Lebenslaute-Konzert vor dem Bundesinnenministerium

Lebenslaute-Konzert vor dem Bundesinnenministerium am 17. Juni 2013, phopective berlin, Umbruch Bildarchiv, Lars Dickhoff
19.06.2013

Mehr als 100 MusikerInnen des Chors und Orchesters "Lebenslaute" blockierten am 17. Juni 2013 mit gleichzeitig stattfindenden Konzerten die Zugänge zum Bundesinnnenministerium. Mitglieder der Ärzteorganisation IPPNW beteiligten sich an der Aktion. Die MitarbeiterInnen des Ministeriums konnten nur nach etlichen Umwegen und verspätet zu ihrer Arbeit gelangen. Seit 1986 macht die Musik- und Aktionsgruppe Lebenslaute mit spektakulären Aktionen, in denen sie klassische Musik mit politischem Protest und Zivilem Ungehorsam verbindet, auf sich aufmerksam. Mit ihrer jetzigen Aktion solidarisierte sich Lebenslaute mit den Forderungen eines Flüchtlingskongresses, der vom 13.-16. Juni in Berlin stattgefunden hatte.

Das Netzwerk „KARAWANE für die Rechte von Flüchtlingen und MigrantInnen“ und "The Voice Refugee Forum" hatten am vergangenen Wochenende ein Internationales Tribunal gegen die Bundesrepublik Deutschland veranstaltet. Dort wurde Anklage erhoben gegen die deutsche Beteiligung bei der Abschottung Europas, gegen die deutsche Abschiebepraxis und gegen das brutale Vorgehen von „Frontex“, das Tausende von Toten an den europäischen Außengrenzen zur Folge hat. Das Tribunal richtete sich außerdem gegen staatlich verordnete Schikanen wie Lagerunterbringung und Residenzpflicht sowie gegen den faktischen Ausschluss vom Arbeitsmarkt und gegen alltäglichen Rassismus.

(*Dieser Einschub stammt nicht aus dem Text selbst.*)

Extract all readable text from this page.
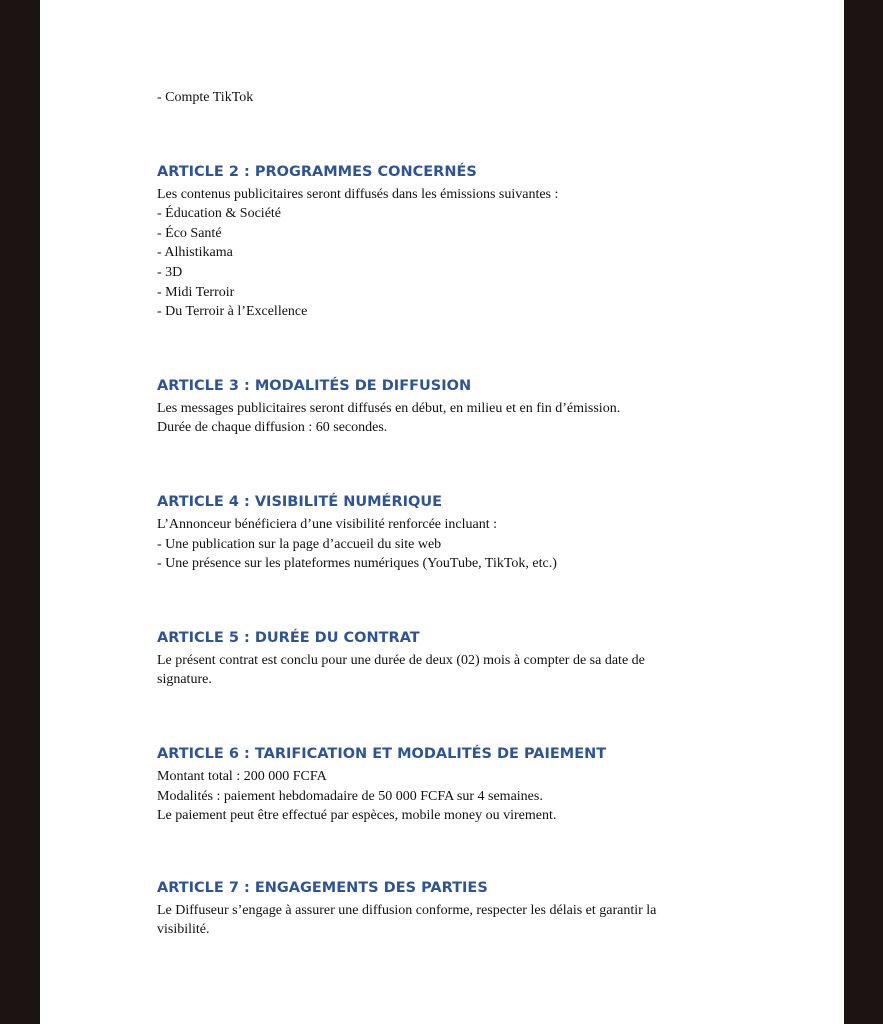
- Compte TikTok

ARTICLE 2 : PROGRAMMES CONCERNÉS

Les contenus publicitaires seront diffusés dans les émissions suivantes :
- Éducation & Société
- Éco Santé
- Alhistikama
- 3D
- Midi Terroir
- Du Terroir à l’Excellence

ARTICLE 3 : MODALITÉS DE DIFFUSION

Les messages publicitaires seront diffusés en début, en milieu et en fin d’émission.
Durée de chaque diffusion : 60 secondes.

ARTICLE 4 : VISIBILITÉ NUMÉRIQUE

L’Annonceur bénéficiera d’une visibilité renforcée incluant :
- Une publication sur la page d’accueil du site web
- Une présence sur les plateformes numériques (YouTube, TikTok, etc.)

ARTICLE 5 : DURÉE DU CONTRAT

Le présent contrat est conclu pour une durée de deux (02) mois à compter de sa date de
signature.

ARTICLE 6 : TARIFICATION ET MODALITÉS DE PAIEMENT

Montant total : 200 000 FCFA
Modalités : paiement hebdomadaire de 50 000 FCFA sur 4 semaines.
Le paiement peut être effectué par espèces, mobile money ou virement.

ARTICLE 7 : ENGAGEMENTS DES PARTIES

Le Diffuseur s’engage à assurer une diffusion conforme, respecter les délais et garantir la
visibilité.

Mit einem Flugblatt wendeten sich die Musik-AktivistInnen direkt an die MitarbeiterInnen des Bundesinnenministeriums: "Halten Sie einen Augenblick inne und denken sie über die Arbeit in diesem Haus nach. Das BMI ist verantwortlich für die Flüchtlings- und Asylpolitik und damit für Diskriminierungen und Menschenrechtsverletzungen bundesweit" ...

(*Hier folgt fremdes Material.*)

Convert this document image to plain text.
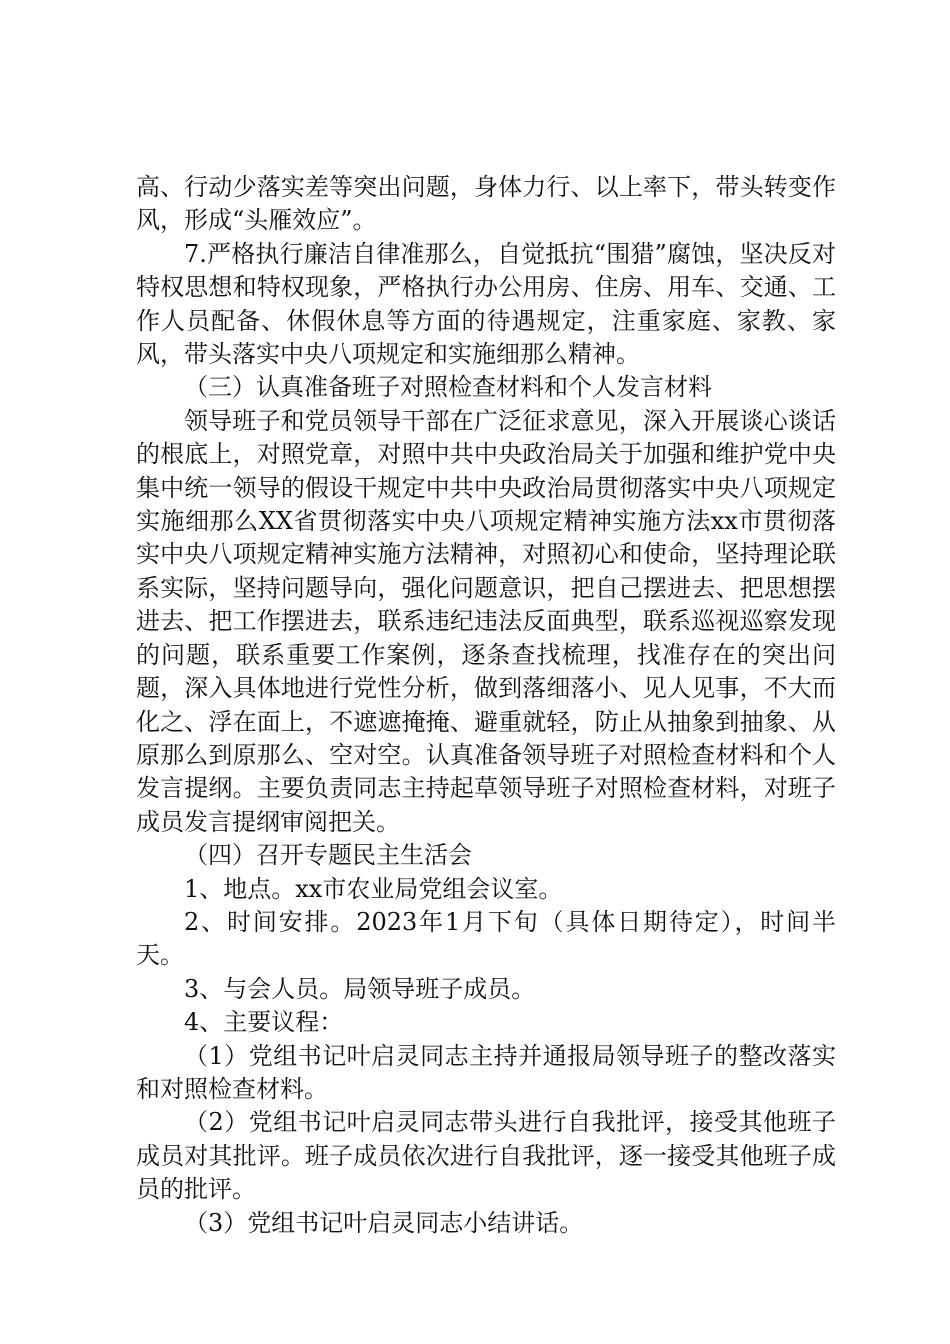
高、行动少落实差等突出问题，身体力行、以上率下，带头转变作风，形成“头雁效应”。

7.严格执行廉洁自律准那么，自觉抵抗“围猎”腐蚀，坚决反对特权思想和特权现象，严格执行办公用房、住房、用车、交通、工作人员配备、休假休息等方面的待遇规定，注重家庭、家教、家风，带头落实中央八项规定和实施细那么精神。

（三）认真准备班子对照检查材料和个人发言材料

领导班子和党员领导干部在广泛征求意见，深入开展谈心谈话的根底上，对照党章，对照中共中央政治局关于加强和维护党中央集中统一领导的假设干规定中共中央政治局贯彻落实中央八项规定实施细那么XX省贯彻落实中央八项规定精神实施方法xx市贯彻落实中央八项规定精神实施方法精神，对照初心和使命，坚持理论联系实际，坚持问题导向，强化问题意识，把自己摆进去、把思想摆进去、把工作摆进去，联系违纪违法反面典型，联系巡视巡察发现的问题，联系重要工作案例，逐条查找梳理，找准存在的突出问题，深入具体地进行党性分析，做到落细落小、见人见事，不大而化之、浮在面上，不遮遮掩掩、避重就轻，防止从抽象到抽象、从原那么到原那么、空对空。认真准备领导班子对照检查材料和个人发言提纲。主要负责同志主持起草领导班子对照检查材料，对班子成员发言提纲审阅把关。

（四）召开专题民主生活会

1、地点。xx市农业局党组会议室。

2、时间安排。2023年1月下旬（具体日期待定），时间半天。

3、与会人员。局领导班子成员。

4、主要议程：

（1）党组书记叶启灵同志主持并通报局领导班子的整改落实和对照检查材料。

（2）党组书记叶启灵同志带头进行自我批评，接受其他班子成员对其批评。班子成员依次进行自我批评，逐一接受其他班子成员的批评。

（3）党组书记叶启灵同志小结讲话。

Die Polizei reagierte zurückhaltend. Gegen 9.00 Uhr begann sie, die Hauptzufahrt freizumachen. Sie nahm Personalien auf und erteilte Platzverweise.

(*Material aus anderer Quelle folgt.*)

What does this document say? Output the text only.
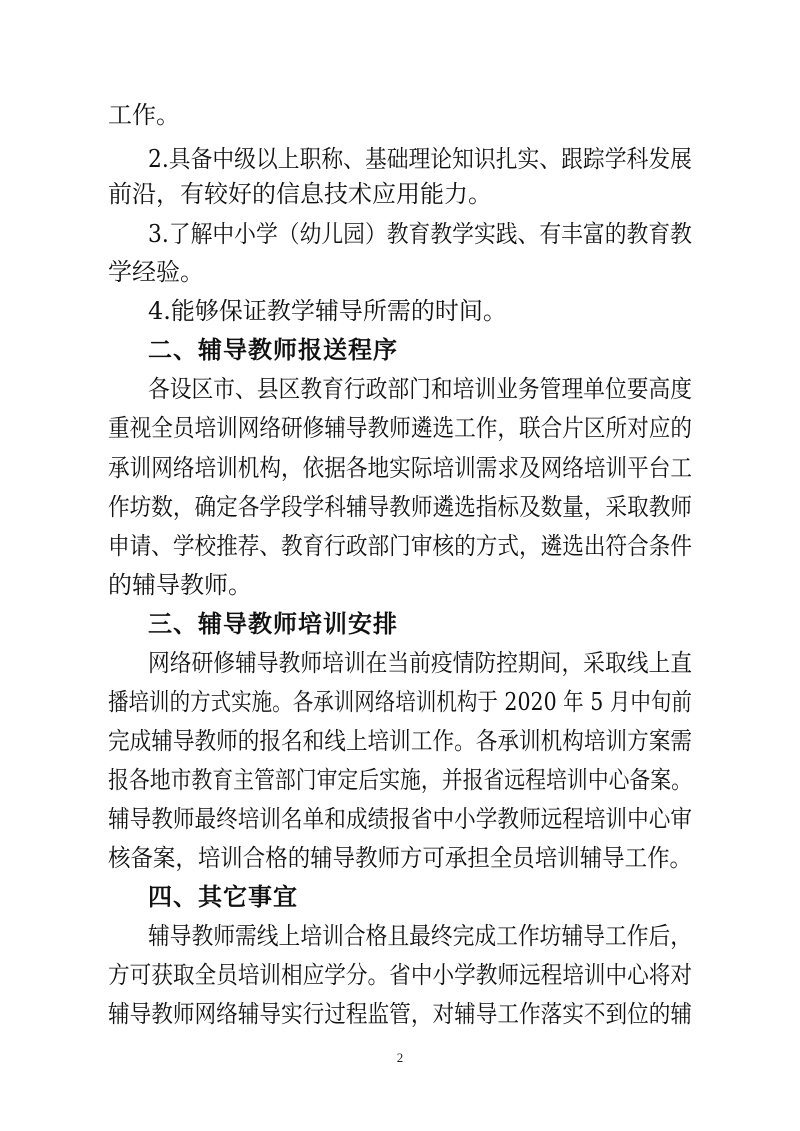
工作。
2.具备中级以上职称、基础理论知识扎实、跟踪学科发展
前沿，有较好的信息技术应用能力。
3.了解中小学（幼儿园）教育教学实践、有丰富的教育教
学经验。
4.能够保证教学辅导所需的时间。
二、辅导教师报送程序
各设区市、县区教育行政部门和培训业务管理单位要高度
重视全员培训网络研修辅导教师遴选工作，联合片区所对应的
承训网络培训机构，依据各地实际培训需求及网络培训平台工
作坊数，确定各学段学科辅导教师遴选指标及数量，采取教师
申请、学校推荐、教育行政部门审核的方式，遴选出符合条件
的辅导教师。
三、辅导教师培训安排
网络研修辅导教师培训在当前疫情防控期间，采取线上直
播培训的方式实施。各承训网络培训机构于 2020 年 5 月中旬前
完成辅导教师的报名和线上培训工作。各承训机构培训方案需
报各地市教育主管部门审定后实施，并报省远程培训中心备案。
辅导教师最终培训名单和成绩报省中小学教师远程培训中心审
核备案，培训合格的辅导教师方可承担全员培训辅导工作。
四、其它事宜
辅导教师需线上培训合格且最终完成工作坊辅导工作后，
方可获取全员培训相应学分。省中小学教师远程培训中心将对
辅导教师网络辅导实行过程监管，对辅导工作落实不到位的辅
2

Seit über 20 Jahren gibt Lebenslaute ein bis zweimal im Jahr thematische Konzerte an Orten, die mit Missständen und Menschenrechtsverletzungen verknüpft sind. Die Berufsmusiker/innen und Laien wollen so Zivilen Ungehorsam gegen solche Zustände leisten.

Die zweite Konzertblockade in diesem Jahr ist für den 11. und 12. August vor dem Atomwaffenstützpunkt Büchel geplant, wo noch 20 Atombomben der USA lagern.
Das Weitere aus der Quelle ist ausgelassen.